Stock of the Week
NYSE Symbol: STX
Industry: Disk Drives
Price as of 10/24: $58.36
It's been a whirlwind two weeks with the major averages dropping 8% only to roar back with a 6.7% gain of which 4% came this week, the best week for the S&P 500 in two years. Such a sharp rebound portends to more volatility in the coming weeks. October after all is the most volatile month of the year. And while the markets may pull back in the coming weeks, the selloff should be used as a buying opportunity for a more than likely year-end rally. October has been a crazy month. Weakening global economies and the strong dollar has caused oil and other dollar denominated commodities to take a sharp hit. Interest rates have also plummeted as it looks like many hedge funds got caught on the wrong side of the commodity and bond trade. But the past weeks' earnings reports have shown that our corporations remain in strong footing with great balance sheets and solid growth prospects. The reduced fear of ebola and lower gas prices have sent the airline stocks like American Airlines soaring. Transports in generate continue to perform well which is a good sign for the markets an our economy. Strong cash flow and strong balance sheets have allowed companies to continue to hike their dividends and buy back the stock. This week we'll highlight a tech company that hiked their dividend 26% last week. The stock of the week is Seagate Technology. The disk drive maker was a darling back in the 1990s along with Western Digital and other tech related companies like Micron. Back in the 1990s these company specific products were highly commoditized making for unstable earnings. Fast forward 20 years and the earnings have become much more stable hence the consistent dividend hikes, yet the valuations remain quite compelling trading for less than 10 times earnings. Seagate will report earnings tomorrow so cautious investors may want to see the earnings first, but longer term, Seagate is a great stock for investors looking for income (4% dividend) and growth at a reasonable price.

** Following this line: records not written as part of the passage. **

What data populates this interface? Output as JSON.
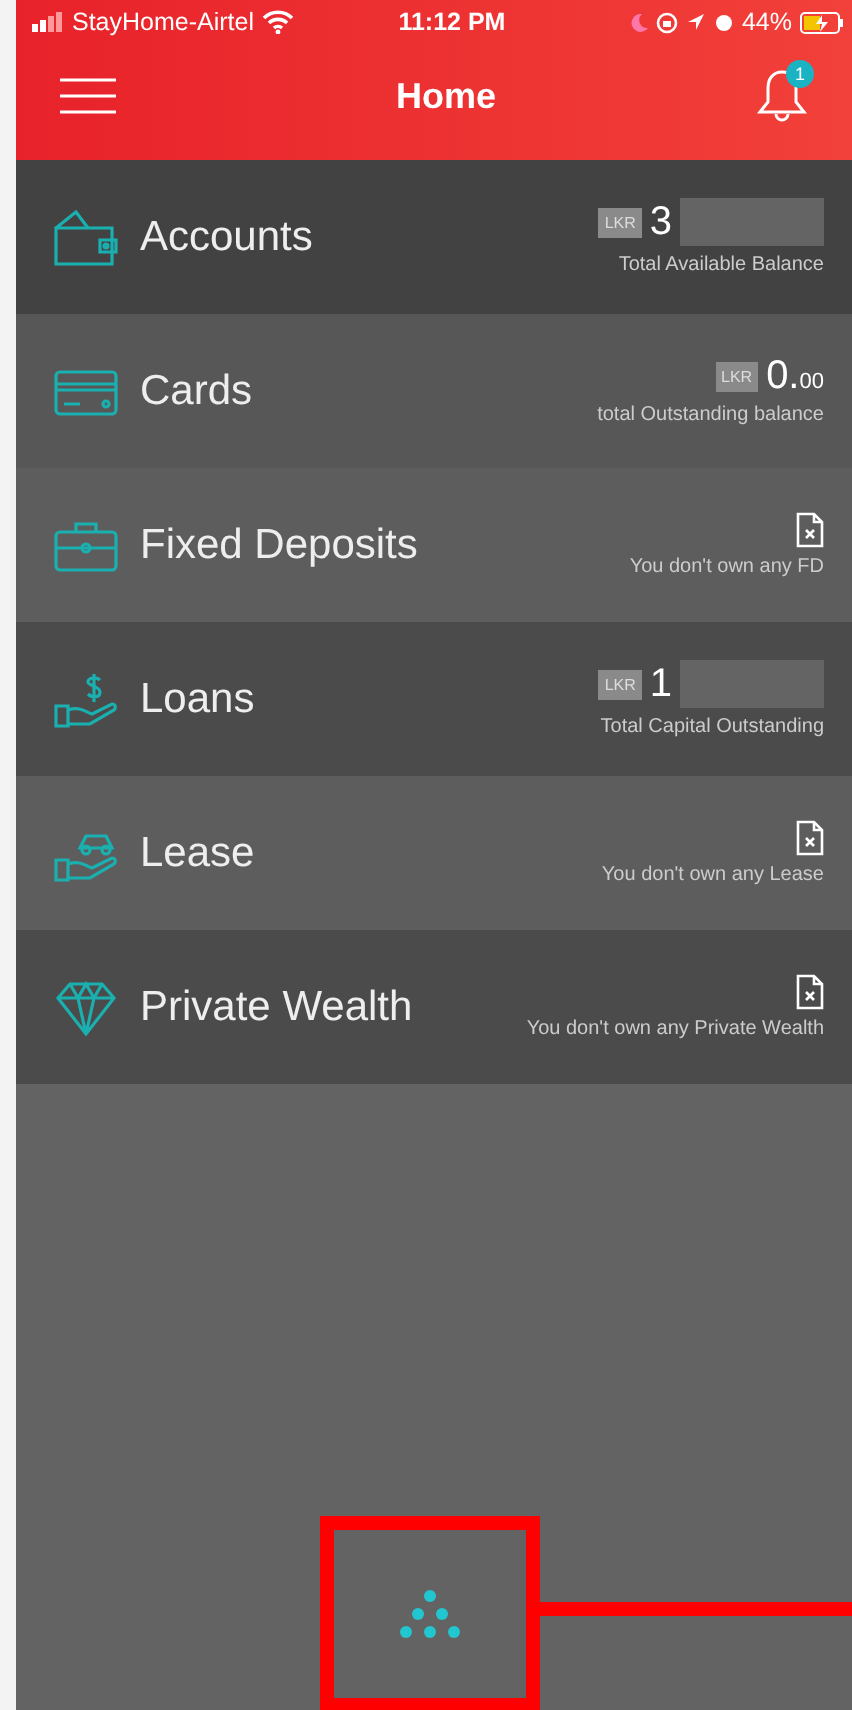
{
  "status_bar": {
    "carrier": "StayHome-Airtel",
    "time": "11:12 PM",
    "battery": "44%"
  },
  "header": {
    "title": "Home",
    "notification_count": "1"
  },
  "rows": [
    {
      "kind": "amount",
      "label": "Accounts",
      "currency": "LKR",
      "amount": "3",
      "caption": "Total Available Balance",
      "redacted": true
    },
    {
      "kind": "amount",
      "label": "Cards",
      "currency": "LKR",
      "amount": "0.",
      "decimals": "00",
      "caption": "total Outstanding balance",
      "redacted": false
    },
    {
      "kind": "empty",
      "label": "Fixed Deposits",
      "caption": "You don't own any FD"
    },
    {
      "kind": "amount",
      "label": "Loans",
      "currency": "LKR",
      "amount": "1",
      "caption": "Total Capital Outstanding",
      "redacted": true
    },
    {
      "kind": "empty",
      "label": "Lease",
      "caption": "You don't own any Lease"
    },
    {
      "kind": "empty",
      "label": "Private Wealth",
      "caption": "You don't own any Private Wealth"
    }
  ]
}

Seagate Technology and Western Digital, another great stock, own a majority of the disk drive space. Seagate owns 40% share of the hard disk drive market below Western Digital's share, but the company is poised for earnings growth in the coming year. In September Seagate raised guidance expecting to generate $100 million more in the September quarter than it originally estimated based on increasing demand across all of its segments. Besides raising their September-quarter guidance, they also highlighted $2 billion in additional opportunities in upcoming quarters. This past week the company raised their dividend dramatically. Part of the dividend will be paid from a victory in an $800 million lawsuit. But as the CEO mentioned, the increase in the dividend target reflects the continued strength of their business and operations, and their confidence in Seagate's ability to continue to generate sustainable operating cash flow and maintain a strong balance sheet.
Seagate's stock has been stuck in a tight range between $64 and $50 a share for the last year, but some analysts expect the stock to break out of the range in the next year. Jefferies recently upgraded the stock with a $70 price target expecting the company to benefit from robust storage growth in public and private clouds along with growth opportunities in flash-based storage via the company's recent acquisition of LSI's Flash/SSD assets from Avago . Benign industry dynamics should also lead to more constant and stable growth. Besides the growth prospects, the recent dividend hike has made Seagate a much more appealing investment to income oriented investors. A dividend yield 3.7% and a stock that trades for less than 10 times earnings should provide a floor under the stock while providing upside potential with improving fundamentals.